Utilizing Communication and Persuasion

      Though contrary to the name, the work of Public Relations is largely behind the scenes.  There is a great deal of counseling and research within an industry before a report is sent out to an audience. Practitioners work internally within a corporation to make sure employees, investors, and stockholders are in check by maintaining open communication.  For internal audiences a PR practitioner will often release company updates through newsletters and special events.

      Members of PR hold press releases for journalists.  In the community, PR will often help organize or sponsor events to show public support.  Practitioners must earn and charm their way into conversations and always maintain a clear narrative and engagement that is relevant to the present and the future. 

      Public Relations is a never-ending consciousness of kairos.
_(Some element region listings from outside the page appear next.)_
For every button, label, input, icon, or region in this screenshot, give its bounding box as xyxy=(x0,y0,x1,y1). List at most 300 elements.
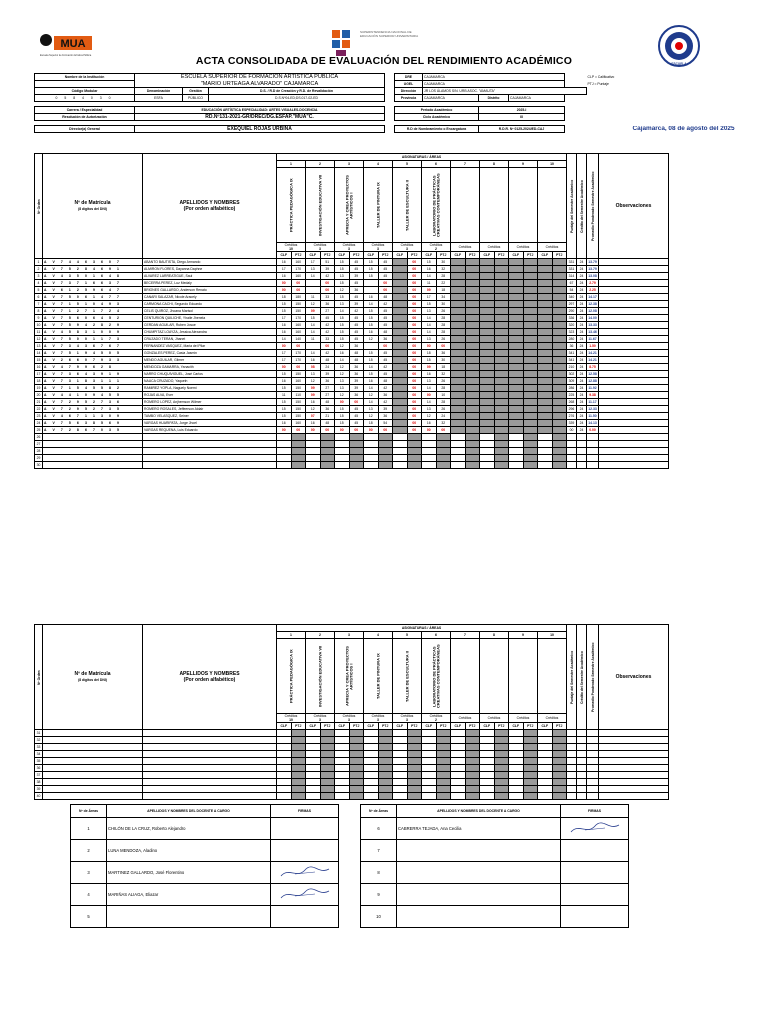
area-name xyxy=(538,639,567,714)
matricula-cell: A V 7 5 2 8 4 6 9 1 xyxy=(43,266,143,273)
grade-cell: 150 xyxy=(291,413,306,420)
row-number: 14 xyxy=(35,350,43,357)
creditos-total-cell xyxy=(577,772,587,779)
area-name: APRECIA Y CREA PROYECTOS ARTÍSTICOS I xyxy=(335,639,364,714)
grade-cell xyxy=(465,350,480,357)
grade-cell xyxy=(552,427,567,434)
teacher-area-number: 5 xyxy=(71,906,107,928)
grade-cell xyxy=(465,315,480,322)
grade-cell: 48 xyxy=(378,294,393,301)
grade-cell xyxy=(523,420,538,427)
grade-cell xyxy=(422,786,437,793)
grade-cell xyxy=(509,357,524,364)
legend-ptj: PTJ = Puntaje xyxy=(587,82,609,86)
grade-cell xyxy=(509,786,524,793)
grade-cell: 12 xyxy=(364,413,379,420)
grade-cell xyxy=(393,273,408,280)
grade-cell xyxy=(465,329,480,336)
row-number: 7 xyxy=(35,301,43,308)
teacher-area-number: 7 xyxy=(361,840,397,862)
matricula-cell xyxy=(43,744,143,751)
grade-cell: 14 xyxy=(422,322,437,329)
row-number: 13 xyxy=(35,343,43,350)
promedio-cell xyxy=(587,441,599,448)
grade-cell xyxy=(364,793,379,800)
grade-cell xyxy=(364,772,379,779)
grade-cell xyxy=(277,751,292,758)
ptj-header: PTJ xyxy=(407,252,422,259)
grade-cell: 11 xyxy=(277,392,292,399)
grade-cell xyxy=(538,779,553,786)
grade-cell: 14 xyxy=(364,364,379,371)
observaciones-cell xyxy=(599,413,669,420)
grade-cell xyxy=(552,308,567,315)
grade-cell: 00 xyxy=(335,399,350,406)
row-number: 24 xyxy=(35,420,43,427)
grade-cell: 28 xyxy=(436,399,451,406)
teacher-sign-header: FIRMAS xyxy=(561,805,629,818)
grade-cell xyxy=(509,744,524,751)
signature-cell xyxy=(561,862,629,884)
grade-cell xyxy=(523,441,538,448)
grade-cell xyxy=(451,744,466,751)
table-row xyxy=(35,420,669,427)
grade-cell xyxy=(451,350,466,357)
observaciones-cell xyxy=(599,378,669,385)
grade-cell xyxy=(436,793,451,800)
grade-cell: 45 xyxy=(349,294,364,301)
grade-cell xyxy=(509,793,524,800)
table-row xyxy=(35,434,669,441)
grade-cell xyxy=(364,462,379,469)
grade-cell xyxy=(393,336,408,343)
grade-cell xyxy=(320,779,335,786)
area-name xyxy=(509,639,538,714)
grade-cell xyxy=(509,350,524,357)
grade-cell xyxy=(494,779,509,786)
observaciones-cell xyxy=(599,315,669,322)
grade-cell xyxy=(552,772,567,779)
table-row xyxy=(35,336,669,343)
observaciones-cell xyxy=(599,455,669,462)
grade-cell xyxy=(465,294,480,301)
observaciones-cell xyxy=(599,772,669,779)
puntaje-cell: 36 xyxy=(567,343,577,350)
grade-cell: 00 xyxy=(349,399,364,406)
matricula-cell: A V 4 6 7 1 1 3 0 9 xyxy=(43,413,143,420)
observaciones-cell xyxy=(599,357,669,364)
grade-cell: 00 xyxy=(407,399,422,406)
grade-cell xyxy=(480,266,495,273)
grade-cell xyxy=(509,329,524,336)
grade-cell xyxy=(538,357,553,364)
matricula-cell xyxy=(43,448,143,455)
teacher-area-number: 6 xyxy=(361,818,397,840)
grade-cell: 15 xyxy=(335,413,350,420)
creditos-total-cell xyxy=(577,786,587,793)
grade-cell xyxy=(538,786,553,793)
creditos-total-cell xyxy=(577,455,587,462)
grade-cell xyxy=(480,744,495,751)
student-name: ROMERO ROSALES, Jeffeerson Aldair xyxy=(143,406,277,413)
grade-cell xyxy=(378,448,393,455)
grade-cell: 09 xyxy=(422,364,437,371)
puntaje-cell: 341 xyxy=(567,357,577,364)
grade-cell: 15 xyxy=(335,294,350,301)
table-row xyxy=(35,308,669,315)
grade-cell: 00 xyxy=(378,427,393,434)
promedio-cell xyxy=(587,786,599,793)
grade-cell xyxy=(494,294,509,301)
grade-cell xyxy=(422,744,437,751)
grade-cell: 16 xyxy=(277,322,292,329)
rd-value: R.D.R. Nº 0125-2024/ED-CAJ xyxy=(479,126,565,133)
grade-cell xyxy=(523,280,538,287)
grade-cell xyxy=(494,378,509,385)
teacher-name-header: APELLIDOS Y NOMBRES DEL DOCENTE A CARGO xyxy=(397,805,561,818)
creditos-total-cell: 24 xyxy=(577,378,587,385)
grade-cell xyxy=(538,434,553,441)
grade-cell xyxy=(509,441,524,448)
grade-cell: 11 xyxy=(306,294,321,301)
table-row xyxy=(35,441,669,448)
grade-cell: 00 xyxy=(407,266,422,273)
grade-cell: 15 xyxy=(335,322,350,329)
row-number: 9 xyxy=(35,315,43,322)
grade-cell xyxy=(538,294,553,301)
grade-cell: 36 xyxy=(320,406,335,413)
grade-cell xyxy=(538,758,553,765)
grade-cell: 00 xyxy=(407,259,422,266)
grade-cell: 00 xyxy=(277,364,292,371)
grade-cell: 13 xyxy=(335,378,350,385)
observaciones-cell xyxy=(599,287,669,294)
observaciones-cell xyxy=(599,786,669,793)
grade-cell: 51 xyxy=(320,259,335,266)
grade-cell xyxy=(393,378,408,385)
grade-cell xyxy=(552,357,567,364)
grade-cell xyxy=(552,786,567,793)
student-name xyxy=(143,441,277,448)
student-name xyxy=(143,730,277,737)
grade-cell xyxy=(509,779,524,786)
row-number: 20 xyxy=(35,392,43,399)
grade-cell: 00 xyxy=(407,406,422,413)
grade-cell xyxy=(306,758,321,765)
grade-cell xyxy=(552,420,567,427)
grade-cell: 42 xyxy=(378,385,393,392)
matricula-cell: A V 6 1 2 5 9 6 4 7 xyxy=(43,287,143,294)
observaciones-cell xyxy=(599,364,669,371)
row-number: 22 xyxy=(35,406,43,413)
student-name: ALMIRON FLORES, Dayanna Daphne xyxy=(143,266,277,273)
date-text: Cajamarca, 08 de agosto del 2025 xyxy=(632,125,735,132)
grade-cell xyxy=(480,399,495,406)
svg-text:MUA: MUA xyxy=(60,38,86,50)
teacher-row xyxy=(361,818,629,840)
signature-cell xyxy=(271,862,339,884)
creditos-cell: Créditos xyxy=(451,243,480,252)
grade-cell: 160 xyxy=(291,322,306,329)
grade-cell xyxy=(538,392,553,399)
area-name: TALLER DE ESCULTURA II xyxy=(393,639,422,714)
grade-cell xyxy=(277,455,292,462)
area-name xyxy=(480,168,509,243)
grade-cell xyxy=(451,434,466,441)
grade-cell: 00 xyxy=(291,287,306,294)
area-name xyxy=(509,168,538,243)
grade-cell xyxy=(552,385,567,392)
grade-cell: 00 xyxy=(407,420,422,427)
grade-cell: 00 xyxy=(306,427,321,434)
grade-cell xyxy=(480,350,495,357)
creditos-total-cell: 24 xyxy=(577,294,587,301)
grade-cell xyxy=(451,357,466,364)
direccion-value: JR LOS ÁLAMOS S/N. URB ASOC. "AMAUTA" xyxy=(423,88,587,95)
promedio-cell: 12.08 xyxy=(588,309,597,313)
grade-cell xyxy=(378,434,393,441)
grade-cell: 26 xyxy=(436,308,451,315)
matricula-cell: A V 7 5 6 3 8 5 6 9 xyxy=(43,420,143,427)
row-number: 5 xyxy=(35,287,43,294)
grade-cell xyxy=(451,406,466,413)
grade-cell xyxy=(349,730,364,737)
creditos-cell: Créditos 3 xyxy=(393,243,422,252)
grade-cell xyxy=(480,441,495,448)
grade-cell: 14 xyxy=(306,329,321,336)
grade-cell: 15 xyxy=(335,329,350,336)
creditos-cell: Créditos 2 xyxy=(422,714,451,723)
grade-cell xyxy=(509,315,524,322)
grade-cell xyxy=(320,455,335,462)
grade-cell: 00 xyxy=(407,329,422,336)
table-row xyxy=(35,751,669,758)
grade-cell xyxy=(393,455,408,462)
grade-cell xyxy=(407,779,422,786)
grade-cell xyxy=(393,413,408,420)
grade-cell: 45 xyxy=(378,322,393,329)
teacher-name: CHILÓN DE LA CRUZ, Roberto Alejandro xyxy=(107,818,271,840)
grade-cell: 28 xyxy=(436,315,451,322)
grade-cell xyxy=(335,786,350,793)
grade-cell xyxy=(509,737,524,744)
matricula-cell: A V 7 3 6 4 3 9 1 9 xyxy=(43,371,143,378)
grade-cell xyxy=(465,441,480,448)
grade-cell xyxy=(291,751,306,758)
grade-cell xyxy=(436,455,451,462)
grade-cell: 12 xyxy=(335,371,350,378)
grade-cell xyxy=(320,737,335,744)
grade-cell: 30 xyxy=(436,301,451,308)
grade-cell: 170 xyxy=(291,315,306,322)
area-number: 2 xyxy=(306,161,335,168)
grade-cell xyxy=(552,779,567,786)
grade-cell xyxy=(494,357,509,364)
area-number: 7 xyxy=(451,632,480,639)
grade-cell xyxy=(494,399,509,406)
creditos-cell: Créditos 3 xyxy=(335,243,364,252)
grade-cell: 17 xyxy=(306,259,321,266)
row-number: 38 xyxy=(35,779,43,786)
grade-cell: 00 xyxy=(407,287,422,294)
grade-cell xyxy=(364,434,379,441)
signature xyxy=(275,885,335,903)
row-number: 8 xyxy=(35,308,43,315)
grade-cell: 18 xyxy=(422,350,437,357)
grade-cell: 17 xyxy=(277,266,292,273)
grade-cell: 14 xyxy=(306,322,321,329)
table-row xyxy=(35,357,669,364)
row-number: 21 xyxy=(35,399,43,406)
grade-cell xyxy=(320,751,335,758)
grade-cell xyxy=(436,730,451,737)
matricula-cell: A V 4 7 9 9 6 2 8 xyxy=(43,364,143,371)
grade-cell xyxy=(277,730,292,737)
grade-cell: 18 xyxy=(277,294,292,301)
grade-cell: 16 xyxy=(306,399,321,406)
table-row xyxy=(35,786,669,793)
teachers-table-right xyxy=(360,804,629,928)
provincia-value: CAJAMARCA xyxy=(423,95,479,102)
grade-cell: 00 xyxy=(320,343,335,350)
table-row xyxy=(35,772,669,779)
area-number: 5 xyxy=(393,161,422,168)
grade-cell xyxy=(465,765,480,772)
grade-cell xyxy=(335,772,350,779)
grade-cell xyxy=(494,385,509,392)
promedio-cell: 13.33 xyxy=(588,323,597,327)
signature-cell xyxy=(271,840,339,862)
grade-cell: 140 xyxy=(291,336,306,343)
grade-cell xyxy=(552,392,567,399)
grade-cell: 16 xyxy=(277,259,292,266)
grade-cell xyxy=(552,737,567,744)
grade-cell xyxy=(465,413,480,420)
resol-label: Resolución de Autorización xyxy=(35,114,135,121)
grade-cell xyxy=(422,737,437,744)
row-number: 4 xyxy=(35,280,43,287)
grade-cell: 00 xyxy=(364,427,379,434)
row-number: 12 xyxy=(35,336,43,343)
grade-cell xyxy=(451,280,466,287)
grade-cell xyxy=(393,364,408,371)
grade-cell xyxy=(465,448,480,455)
ptj-header: PTJ xyxy=(407,723,422,730)
grade-cell xyxy=(393,765,408,772)
row-number: 3 xyxy=(35,273,43,280)
matricula-cell: A V 7 2 8 6 7 0 3 5 xyxy=(43,427,143,434)
creditos-total-cell xyxy=(577,793,587,800)
grade-cell xyxy=(509,259,524,266)
grade-cell xyxy=(393,301,408,308)
grade-cell xyxy=(494,772,509,779)
row-number: 28 xyxy=(35,448,43,455)
clf-header: CLF xyxy=(393,252,408,259)
promedio-cell: 13.79 xyxy=(588,267,597,271)
area-name: TALLER DE PINTURA IX xyxy=(364,639,393,714)
asignaturas-header: ASIGNATURAS / ÁREAS xyxy=(277,625,567,632)
grade-cell xyxy=(523,385,538,392)
area-number: 10 xyxy=(538,161,567,168)
grade-cell: 16 xyxy=(422,371,437,378)
puntaje-cell: 309 xyxy=(567,378,577,385)
grade-cell xyxy=(552,378,567,385)
area-name: PRÁCTICA PEDAGÓGICA IX xyxy=(277,168,306,243)
puntaje-cell xyxy=(567,730,577,737)
grade-cell xyxy=(538,322,553,329)
grade-cell xyxy=(291,786,306,793)
grade-cell: 42 xyxy=(320,329,335,336)
creditos-total-cell: 24 xyxy=(577,273,587,280)
teacher-area-number: 10 xyxy=(361,906,397,928)
carrera-label: Carrera / Especialidad xyxy=(35,107,135,114)
puntaje-cell xyxy=(567,441,577,448)
grade-cell xyxy=(523,259,538,266)
table-row xyxy=(35,385,669,392)
student-name xyxy=(143,462,277,469)
grade-cell: 45 xyxy=(349,259,364,266)
teacher-sign-header: FIRMAS xyxy=(271,805,339,818)
puntaje-cell xyxy=(567,744,577,751)
ptj-header: PTJ xyxy=(436,252,451,259)
teacher-name-header: APELLIDOS Y NOMBRES DEL DOCENTE A CARGO xyxy=(107,805,271,818)
student-name: VARGAS HUARIPATA, Jorge Jhoel xyxy=(143,420,277,427)
grade-cell xyxy=(320,441,335,448)
grade-cell: 39 xyxy=(320,371,335,378)
signature-cell xyxy=(561,818,629,840)
grade-cell: 27 xyxy=(320,385,335,392)
grade-cell xyxy=(552,287,567,294)
grade-cell xyxy=(451,441,466,448)
row-number: 34 xyxy=(35,751,43,758)
grade-cell: 45 xyxy=(349,336,364,343)
creditos-total-cell: 24 xyxy=(577,308,587,315)
grade-cell xyxy=(349,779,364,786)
grade-cell xyxy=(393,343,408,350)
grade-cell xyxy=(494,308,509,315)
grade-cell xyxy=(306,455,321,462)
area-name: LABORATORIO DE PRÁCTICAS CREATIVAS CONTEMPORÁNEAS xyxy=(422,168,451,243)
grade-cell xyxy=(277,434,292,441)
grade-cell: 12 xyxy=(335,364,350,371)
grade-cell: 00 xyxy=(407,315,422,322)
student-name: CERDAN AGUILAR, Ruben Josue xyxy=(143,322,277,329)
area-name: PRÁCTICA PEDAGÓGICA IX xyxy=(277,639,306,714)
grade-cell xyxy=(422,765,437,772)
grade-cell xyxy=(451,413,466,420)
grade-cell xyxy=(277,441,292,448)
grade-cell: 00 xyxy=(407,273,422,280)
grade-cell xyxy=(393,385,408,392)
grade-cell: 15 xyxy=(335,406,350,413)
creditos-total-cell: 24 xyxy=(577,364,587,371)
grade-cell xyxy=(393,399,408,406)
clf-header: CLF xyxy=(422,252,437,259)
grade-cell xyxy=(552,751,567,758)
observaciones-cell xyxy=(599,294,669,301)
creditos-cell: Créditos 3 xyxy=(306,714,335,723)
promedio-cell xyxy=(587,772,599,779)
grade-cell xyxy=(523,287,538,294)
grade-cell: 13 xyxy=(422,378,437,385)
creditos-cell: Créditos xyxy=(509,243,538,252)
grade-cell xyxy=(451,793,466,800)
grade-cell xyxy=(480,371,495,378)
matricula-cell: A V 7 5 0 0 1 1 7 3 xyxy=(43,336,143,343)
grade-cell: 15 xyxy=(335,336,350,343)
promedio-cell: 9.38 xyxy=(587,392,599,399)
matricula-cell: A V 7 5 9 4 2 8 2 9 xyxy=(43,322,143,329)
One must be aware of what, how, and where his or her message is.  Today, in the age of PR 2.0, every interaction is in real-time and the communication is around the clock.  PR practitioners now use dozens of various digital and social media channels on top of their traditional forms of communication.  As a PR practitioner, one must be aware of the public’s reaction by measuring clicks, tweets, views, and likes.  It’s about doing all you can to influence the public to have conversations about you.  Public relations is starting the conversation, joining the conversation, and changing the conversation.       

A Global Industry

      As a student in the Public Relations program, I recognize the ubiquity of social media.  There are more than one billion active users on Facebook while Twitter has 400 million monthly active users and Instagram has 100 million.  With the accelerating expansion of global industries, it is clear that the world is getting smaller.  It is becoming more and more necessary to recognize and be sensitive to the disparities of the world, and Public Relations practitioners have the tact and skill to navigate through such an environment.  With years of international exposure, I understand how to blend and adapt cultures. “More than ever, PR professionals will be called upon to support world wide relations and campaigns, on issues such as prescription drugs, healthcare, and US military initiatives”. (InfoRefuge, n.p.)

      Social media is a strong medium that has enhanced our communication in unthinkable ways.  With new media and new tools, new audiences will emerge.  When the Public Relations field can harness and integrate social media in its fullest potential, its messages will reach every range possible.

Works Cited

- Burson, Harold. "You Live & You Learn." Management Today 10 (2013): 12. Web.

- Clabough, Raven. "Saluting Uncle Sam." The New American 27 (2011): 36. Web.

- Endres, Kathleen L. "Newsletters, Newspapers, Pamphlets." Journalism and Mass Communication 1 (n.d.): 1-2. Web. 2.

- InfoRefuge. "History of Public Relations." InfoRefuge. N.p., 29 Oct. 2009. Web. 2015.

- Myers, Cayce. "Reconsidering Propaganda in U.S. Public Relations History: An Analysis of Propaganda in the Popular Press 1810–1918." Public Relations Review 41.4 (2015): 551-61. Web.

- Zoch, Lynn M., Dustin W. Supa, and Debra R. Vantuyll. "The Portrayal of Public Relations in the Era of Ivy Lee through the Lens of the New York Times." Public Relations Review 40.4 (2014): 723-32. Web.